6100 sayılı Hukuk Muhakemeleri Kanunu(HMK)’nun 222. Maddesine göre, Ticari defterlerin, ticari davalarda delil olarak kabul edilebilmesi için, kanuna göre eksiksiz ve usulüne uygun olarak tutulmuş, açılış ve kapanış onayları yaptırılmış ve defter kayıtlarının birbirini doğrulamış olması şarttır. Ayrıca ticari defter kayıtlarının sahibi ve halefleri lehine delil olarak kabul edilebilmesi için, diğer tarafın aynı şartlara uygun olarak tutulmuş ticari defterlerindeki kayıtların bunlara aykırı olmaması veya diğer tarafın ilgili hususta hiç bir kayıt içermemesi yahut defter kayıtlarının aksinin senet veya diğer kesin delillerle ispatlanmamış olması gerekir.
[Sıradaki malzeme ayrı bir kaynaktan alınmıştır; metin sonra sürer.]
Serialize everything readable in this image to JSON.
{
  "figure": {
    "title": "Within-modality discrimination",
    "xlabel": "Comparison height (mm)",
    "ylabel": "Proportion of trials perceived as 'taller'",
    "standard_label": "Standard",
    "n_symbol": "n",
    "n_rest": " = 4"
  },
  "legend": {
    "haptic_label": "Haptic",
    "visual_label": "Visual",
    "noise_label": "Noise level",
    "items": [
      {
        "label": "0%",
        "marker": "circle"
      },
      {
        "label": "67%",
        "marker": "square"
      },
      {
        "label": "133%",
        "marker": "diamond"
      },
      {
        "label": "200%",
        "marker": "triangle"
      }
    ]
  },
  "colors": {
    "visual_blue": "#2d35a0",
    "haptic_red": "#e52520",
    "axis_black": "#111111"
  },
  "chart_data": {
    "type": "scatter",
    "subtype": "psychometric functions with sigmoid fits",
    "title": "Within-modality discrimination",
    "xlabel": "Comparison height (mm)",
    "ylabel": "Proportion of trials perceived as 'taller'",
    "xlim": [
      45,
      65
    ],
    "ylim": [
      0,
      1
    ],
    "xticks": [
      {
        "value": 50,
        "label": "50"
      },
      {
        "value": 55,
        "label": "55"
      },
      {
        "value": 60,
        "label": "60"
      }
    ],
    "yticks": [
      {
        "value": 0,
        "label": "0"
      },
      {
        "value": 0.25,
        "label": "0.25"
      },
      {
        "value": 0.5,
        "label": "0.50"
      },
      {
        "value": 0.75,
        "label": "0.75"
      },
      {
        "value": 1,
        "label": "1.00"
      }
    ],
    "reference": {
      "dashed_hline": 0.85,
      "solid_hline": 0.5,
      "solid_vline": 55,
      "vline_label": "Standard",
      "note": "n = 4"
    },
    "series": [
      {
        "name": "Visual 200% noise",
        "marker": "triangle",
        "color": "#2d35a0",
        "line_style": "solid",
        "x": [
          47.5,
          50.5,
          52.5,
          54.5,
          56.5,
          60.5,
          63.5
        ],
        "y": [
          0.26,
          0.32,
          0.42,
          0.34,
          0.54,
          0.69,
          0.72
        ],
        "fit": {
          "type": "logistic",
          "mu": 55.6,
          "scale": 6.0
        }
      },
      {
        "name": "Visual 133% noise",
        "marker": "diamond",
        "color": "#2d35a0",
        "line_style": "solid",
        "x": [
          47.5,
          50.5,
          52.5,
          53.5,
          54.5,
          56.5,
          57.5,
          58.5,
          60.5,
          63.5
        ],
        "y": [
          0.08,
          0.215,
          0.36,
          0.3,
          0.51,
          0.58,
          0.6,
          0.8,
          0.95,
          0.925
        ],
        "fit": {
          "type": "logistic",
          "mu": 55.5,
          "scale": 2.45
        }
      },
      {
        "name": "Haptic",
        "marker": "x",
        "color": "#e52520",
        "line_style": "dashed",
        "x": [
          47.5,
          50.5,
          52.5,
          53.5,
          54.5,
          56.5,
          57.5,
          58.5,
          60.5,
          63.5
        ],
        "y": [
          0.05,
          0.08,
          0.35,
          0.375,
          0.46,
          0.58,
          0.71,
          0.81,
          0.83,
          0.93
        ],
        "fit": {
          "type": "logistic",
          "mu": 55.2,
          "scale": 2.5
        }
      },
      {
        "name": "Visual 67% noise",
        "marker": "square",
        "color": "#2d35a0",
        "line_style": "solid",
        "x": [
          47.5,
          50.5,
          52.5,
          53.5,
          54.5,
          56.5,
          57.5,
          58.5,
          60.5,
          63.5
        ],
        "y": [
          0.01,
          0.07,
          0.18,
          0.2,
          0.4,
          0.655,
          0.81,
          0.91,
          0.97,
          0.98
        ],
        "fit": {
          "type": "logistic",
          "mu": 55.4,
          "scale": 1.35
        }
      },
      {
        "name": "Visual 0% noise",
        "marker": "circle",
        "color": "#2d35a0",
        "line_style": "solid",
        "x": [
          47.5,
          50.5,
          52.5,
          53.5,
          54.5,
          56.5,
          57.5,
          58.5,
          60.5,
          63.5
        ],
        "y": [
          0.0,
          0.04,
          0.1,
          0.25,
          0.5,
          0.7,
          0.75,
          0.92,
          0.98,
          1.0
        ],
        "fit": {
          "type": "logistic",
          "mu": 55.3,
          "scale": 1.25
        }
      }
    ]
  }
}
Kanunda aksine özel bir düzenleme olmadıkça; taraflardan her biri, hakkını dayandırdığı olguların varlığını ispatla yükümlü (TMK 6), diğer bir ifadeyle, iddia edilen vakıaya bağlanan hukuki sonuçtan kendi lehine hak çıkaran taraf ispat yükü altında (HMK 190) olup, bu temel kuralların da sonucu olarak herkes iddiasını ispat etmekle yükümlüdür. İspat yükü kendisinde olmayan diğer taraf da ispat yükünü taşıyan tarafın iddiasının doğru olmadığı hakkında delil sunabilir. Karşı ispat faaliyeti için delil sunan taraf, ispat yükünü üzerine almış sayılmaz (HMK 191). Eldeki davada ispat yükü cari hesaba konu faturalardaki ürünlerin davalıya teslim edildiğini iddia eden davacı üzerindedir.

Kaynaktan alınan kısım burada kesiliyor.